His name was etched into a headstone of glass. Aeris was crying over it, her voice raw with grief. Dray stood behind her, hands red with blood that shimmered like ink. But then the ground split open, and the grave swallowed him whole.

Aeris staggered, her vision filling with another version of herself—younger, colder, more resolute—plunging a dagger into Kael's chest. Her own voice echoed: "Forgive me... I had to."

Dray clutched his head as a blaze consumed the citadel in his mind's eye. He stood upon its tallest tower, laughing madly, crowned with shadows, while below, the world burned.

The visions evaporated like mist.

They stood at the gate.

It was enormous, formed from interlocking symbols and bones of forgotten timelines. As they approached, the citadel responded—not with sound, but sensation. The heavy doors creaked open without resistance, revealing darkness—and a hallway lined with mirrors.

Not reflections. Windows.

Each mirror showed a different version of them: triumphant heroes basking in light, monstrous versions feasting on destruction, broken shells wandering alone, divine forms untouched by pain. A theater of endless maybes.

Kael stepped through first. The moment his boot crossed the threshold, he felt a sharp pull deep in his spine—not physical, but metaphysical. Like memory chains locking into place. The citadel knew him. It knew all of them.

The mirrors began to ripple, like disturbed water.

From one, a version of Kael stepped out—eyes glowing a violent crimson, lips twisted in a grin that mirrored none of his humanity. His blade, familiar yet corrupted, dripped with Aeris's blood. He said nothing. He simply charged.

Aeris faced her mirror-self, dressed in a tattered gown of shadow and crowned in living thorns. Her doppelgänger spoke in a language composed of screams, uttering truths Aeris had buried deep within.

Dray stood in a storm of children—each one a version of himself.
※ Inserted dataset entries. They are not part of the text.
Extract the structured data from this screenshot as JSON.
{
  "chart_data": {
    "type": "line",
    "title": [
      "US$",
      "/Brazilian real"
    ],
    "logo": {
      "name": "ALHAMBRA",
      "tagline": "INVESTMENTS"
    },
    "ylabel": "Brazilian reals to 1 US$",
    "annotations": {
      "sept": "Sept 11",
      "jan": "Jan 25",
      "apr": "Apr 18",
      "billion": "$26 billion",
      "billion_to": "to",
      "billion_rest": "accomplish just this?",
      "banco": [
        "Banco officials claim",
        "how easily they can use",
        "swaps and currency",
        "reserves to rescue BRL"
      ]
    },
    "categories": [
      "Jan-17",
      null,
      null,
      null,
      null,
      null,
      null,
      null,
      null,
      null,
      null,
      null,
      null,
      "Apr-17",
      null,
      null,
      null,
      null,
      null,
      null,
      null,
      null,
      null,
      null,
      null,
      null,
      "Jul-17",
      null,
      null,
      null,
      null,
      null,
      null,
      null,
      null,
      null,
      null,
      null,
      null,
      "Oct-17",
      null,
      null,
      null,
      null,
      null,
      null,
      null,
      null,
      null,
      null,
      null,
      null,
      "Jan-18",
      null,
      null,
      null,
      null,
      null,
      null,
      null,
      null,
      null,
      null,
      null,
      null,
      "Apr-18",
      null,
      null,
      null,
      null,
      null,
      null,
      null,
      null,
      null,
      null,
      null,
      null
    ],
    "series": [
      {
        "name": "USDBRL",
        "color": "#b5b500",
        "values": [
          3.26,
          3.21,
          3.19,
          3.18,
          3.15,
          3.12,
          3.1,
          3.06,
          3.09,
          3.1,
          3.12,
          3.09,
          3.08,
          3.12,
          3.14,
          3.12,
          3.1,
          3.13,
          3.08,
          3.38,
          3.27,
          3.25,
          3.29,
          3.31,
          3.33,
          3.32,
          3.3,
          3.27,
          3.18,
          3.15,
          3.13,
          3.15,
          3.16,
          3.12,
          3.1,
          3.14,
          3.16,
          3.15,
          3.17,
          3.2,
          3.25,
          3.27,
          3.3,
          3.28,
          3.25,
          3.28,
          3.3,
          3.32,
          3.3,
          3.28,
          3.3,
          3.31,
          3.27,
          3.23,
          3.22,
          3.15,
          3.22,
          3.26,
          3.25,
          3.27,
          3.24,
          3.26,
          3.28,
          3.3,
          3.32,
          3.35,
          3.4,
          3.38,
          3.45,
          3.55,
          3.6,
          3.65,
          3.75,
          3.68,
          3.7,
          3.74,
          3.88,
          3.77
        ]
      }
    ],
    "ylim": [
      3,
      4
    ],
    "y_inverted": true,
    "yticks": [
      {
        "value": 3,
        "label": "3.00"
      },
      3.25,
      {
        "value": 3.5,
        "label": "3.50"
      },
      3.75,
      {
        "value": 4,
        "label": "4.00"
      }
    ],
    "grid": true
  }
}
One bore an innocent smile, one wept, one screamed, one held a rusted blade—and each one asked: "Why did you let us die?"
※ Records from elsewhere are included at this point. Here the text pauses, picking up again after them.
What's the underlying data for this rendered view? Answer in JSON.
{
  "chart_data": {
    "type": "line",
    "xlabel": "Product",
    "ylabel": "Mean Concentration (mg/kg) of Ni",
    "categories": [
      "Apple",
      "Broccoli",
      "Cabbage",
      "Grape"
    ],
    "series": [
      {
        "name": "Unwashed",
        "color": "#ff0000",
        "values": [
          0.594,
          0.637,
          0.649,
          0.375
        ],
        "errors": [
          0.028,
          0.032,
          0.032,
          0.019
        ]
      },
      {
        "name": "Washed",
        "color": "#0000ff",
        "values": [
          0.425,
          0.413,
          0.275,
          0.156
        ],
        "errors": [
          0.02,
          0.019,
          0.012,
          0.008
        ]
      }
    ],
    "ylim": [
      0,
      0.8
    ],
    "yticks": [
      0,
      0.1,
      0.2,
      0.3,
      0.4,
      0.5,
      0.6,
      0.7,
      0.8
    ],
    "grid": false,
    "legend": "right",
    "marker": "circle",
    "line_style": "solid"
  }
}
The battle was not of steel, but of psyche. They fought their deepest selves—fought not to kill, but to survive what they could become. To resist the truths that clawed at them.
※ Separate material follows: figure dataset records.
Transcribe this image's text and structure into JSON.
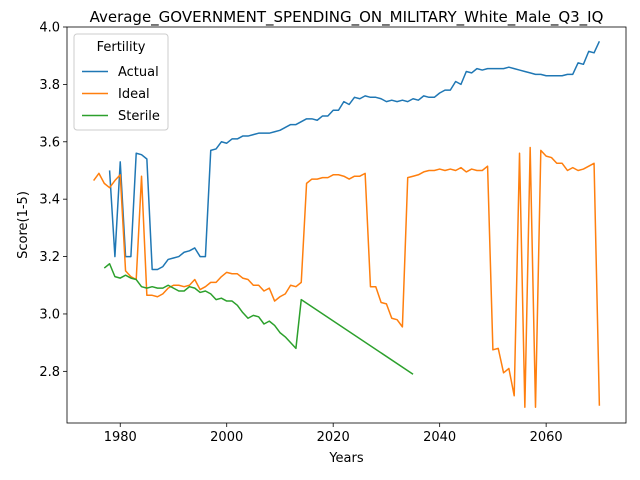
{
  "chart_data": {
    "type": "line",
    "title": "Average_GOVERNMENT_SPENDING_ON_MILITARY_White_Male_Q3_IQ",
    "xlabel": "Years",
    "ylabel": "Score(1-5)",
    "xlim": [
      1970,
      2075
    ],
    "ylim": [
      2.62,
      4.0
    ],
    "xticks": [
      1980,
      2000,
      2020,
      2040,
      2060
    ],
    "yticks": [
      2.8,
      3.0,
      3.2,
      3.4,
      3.6,
      3.8,
      4.0
    ],
    "xtick_labels": [
      "1980",
      "2000",
      "2020",
      "2040",
      "2060"
    ],
    "ytick_labels": [
      "2.8",
      "3.0",
      "3.2",
      "3.4",
      "3.6",
      "3.8",
      "4.0"
    ],
    "grid": false,
    "legend": {
      "title": "Fertility",
      "placement": "upper-left"
    },
    "series": [
      {
        "name": "Actual",
        "color": "#1f77b4",
        "x": [
          1978,
          1979,
          1980,
          1981,
          1982,
          1983,
          1984,
          1985,
          1986,
          1987,
          1988,
          1989,
          1990,
          1991,
          1992,
          1993,
          1994,
          1995,
          1996,
          1997,
          1998,
          1999,
          2000,
          2001,
          2002,
          2003,
          2004,
          2005,
          2006,
          2007,
          2008,
          2009,
          2010,
          2011,
          2012,
          2013,
          2014,
          2015,
          2016,
          2017,
          2018,
          2019,
          2020,
          2021,
          2022,
          2023,
          2024,
          2025,
          2026,
          2027,
          2028,
          2029,
          2030,
          2031,
          2032,
          2033,
          2034,
          2035,
          2036,
          2037,
          2038,
          2039,
          2040,
          2041,
          2042,
          2043,
          2044,
          2045,
          2046,
          2047,
          2048,
          2049,
          2050,
          2051,
          2052,
          2053,
          2054,
          2055,
          2056,
          2057,
          2058,
          2059,
          2060,
          2061,
          2062,
          2063,
          2064,
          2065,
          2066,
          2067,
          2068,
          2069,
          2070
        ],
        "values": [
          3.5,
          3.2,
          3.53,
          3.2,
          3.2,
          3.56,
          3.555,
          3.54,
          3.155,
          3.155,
          3.165,
          3.19,
          3.195,
          3.2,
          3.215,
          3.22,
          3.23,
          3.2,
          3.2,
          3.57,
          3.575,
          3.6,
          3.595,
          3.61,
          3.61,
          3.62,
          3.62,
          3.625,
          3.63,
          3.63,
          3.63,
          3.635,
          3.64,
          3.65,
          3.66,
          3.66,
          3.67,
          3.68,
          3.68,
          3.675,
          3.69,
          3.69,
          3.71,
          3.71,
          3.74,
          3.73,
          3.755,
          3.75,
          3.76,
          3.755,
          3.755,
          3.75,
          3.74,
          3.745,
          3.74,
          3.745,
          3.74,
          3.75,
          3.745,
          3.76,
          3.755,
          3.755,
          3.77,
          3.78,
          3.78,
          3.81,
          3.8,
          3.845,
          3.84,
          3.855,
          3.85,
          3.855,
          3.855,
          3.855,
          3.855,
          3.86,
          3.855,
          3.85,
          3.845,
          3.84,
          3.835,
          3.835,
          3.83,
          3.83,
          3.83,
          3.83,
          3.835,
          3.835,
          3.875,
          3.87,
          3.915,
          3.91,
          3.95
        ]
      },
      {
        "name": "Ideal",
        "color": "#ff7f0e",
        "x": [
          1975,
          1976,
          1977,
          1978,
          1979,
          1980,
          1981,
          1982,
          1983,
          1984,
          1985,
          1986,
          1987,
          1988,
          1989,
          1990,
          1991,
          1992,
          1993,
          1994,
          1995,
          1996,
          1997,
          1998,
          1999,
          2000,
          2001,
          2002,
          2003,
          2004,
          2005,
          2006,
          2007,
          2008,
          2009,
          2010,
          2011,
          2012,
          2013,
          2014,
          2015,
          2016,
          2017,
          2018,
          2019,
          2020,
          2021,
          2022,
          2023,
          2024,
          2025,
          2026,
          2027,
          2028,
          2029,
          2030,
          2031,
          2032,
          2033,
          2034,
          2035,
          2036,
          2037,
          2038,
          2039,
          2040,
          2041,
          2042,
          2043,
          2044,
          2045,
          2046,
          2047,
          2048,
          2049,
          2050,
          2051,
          2052,
          2053,
          2054,
          2055,
          2056,
          2057,
          2058,
          2059,
          2060,
          2061,
          2062,
          2063,
          2064,
          2065,
          2066,
          2067,
          2068,
          2069,
          2070
        ],
        "values": [
          3.465,
          3.49,
          3.455,
          3.44,
          3.465,
          3.485,
          3.15,
          3.13,
          3.12,
          3.48,
          3.065,
          3.065,
          3.06,
          3.07,
          3.09,
          3.1,
          3.1,
          3.095,
          3.1,
          3.12,
          3.085,
          3.095,
          3.11,
          3.11,
          3.13,
          3.145,
          3.14,
          3.14,
          3.125,
          3.12,
          3.1,
          3.1,
          3.08,
          3.09,
          3.045,
          3.06,
          3.07,
          3.1,
          3.095,
          3.11,
          3.455,
          3.47,
          3.47,
          3.475,
          3.475,
          3.485,
          3.485,
          3.48,
          3.47,
          3.48,
          3.48,
          3.49,
          3.095,
          3.095,
          3.04,
          3.035,
          2.985,
          2.98,
          2.955,
          3.475,
          3.48,
          3.485,
          3.495,
          3.5,
          3.5,
          3.505,
          3.5,
          3.505,
          3.5,
          3.51,
          3.495,
          3.505,
          3.5,
          3.5,
          3.515,
          2.875,
          2.88,
          2.795,
          2.81,
          2.715,
          3.56,
          2.675,
          3.58,
          2.675,
          3.57,
          3.55,
          3.545,
          3.525,
          3.525,
          3.5,
          3.51,
          3.5,
          3.505,
          3.515,
          3.525,
          2.68
        ]
      },
      {
        "name": "Sterile",
        "color": "#2ca02c",
        "x": [
          1977,
          1978,
          1979,
          1980,
          1981,
          1982,
          1983,
          1984,
          1985,
          1986,
          1987,
          1988,
          1989,
          1990,
          1991,
          1992,
          1993,
          1994,
          1995,
          1996,
          1997,
          1998,
          1999,
          2000,
          2001,
          2002,
          2003,
          2004,
          2005,
          2006,
          2007,
          2008,
          2009,
          2010,
          2011,
          2012,
          2013,
          2014,
          2035
        ],
        "values": [
          3.16,
          3.175,
          3.13,
          3.125,
          3.135,
          3.125,
          3.12,
          3.095,
          3.09,
          3.095,
          3.09,
          3.09,
          3.1,
          3.09,
          3.08,
          3.08,
          3.095,
          3.09,
          3.075,
          3.08,
          3.07,
          3.05,
          3.055,
          3.045,
          3.045,
          3.03,
          3.005,
          2.985,
          2.995,
          2.99,
          2.965,
          2.975,
          2.96,
          2.935,
          2.92,
          2.9,
          2.88,
          3.05,
          2.79
        ]
      }
    ]
  }
}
Kael locked blades with his double, the clang of metal ringing like bells of judgment. He gritted his teeth, holding the upper hand by inches. "I am not this," he spat.

"No," the double smirked, "But you're only one bad day away."

Aeris stared into her reflection's eyes and whispered, "I'm sorry I feared you."

The mirror cracked.

Dray fell to his knees, clutching his head. "Not again… not this time." The children faded into stardust, their voices echoing one last word: "Choose."

When they emerged from the mirror hall, the citadel had changed.

The floor beneath them was now a sprawling garden—except everything was dead. Trees formed from black ash reached toward the sky, their leaves made of broken timepieces. Flowers bloomed in silence, petals of molten glass. Wind chimes of bone sang hollow songs.

At the center stood Veyra.

She looked radiant, terrible, and calm. Her eyes burned with ancient fire. Her voice carried like prophecy:

"Before you fight me," she said, "Know this: I did not create this citadel. You did. Every dark path, every cruel decision, every piece you chose to forget—it built this."

And with a single wave of her hand, the garden fractured.

The petals became blades. The trees burst into spectral flame. The sky above cracked—and the final war of remembrance began.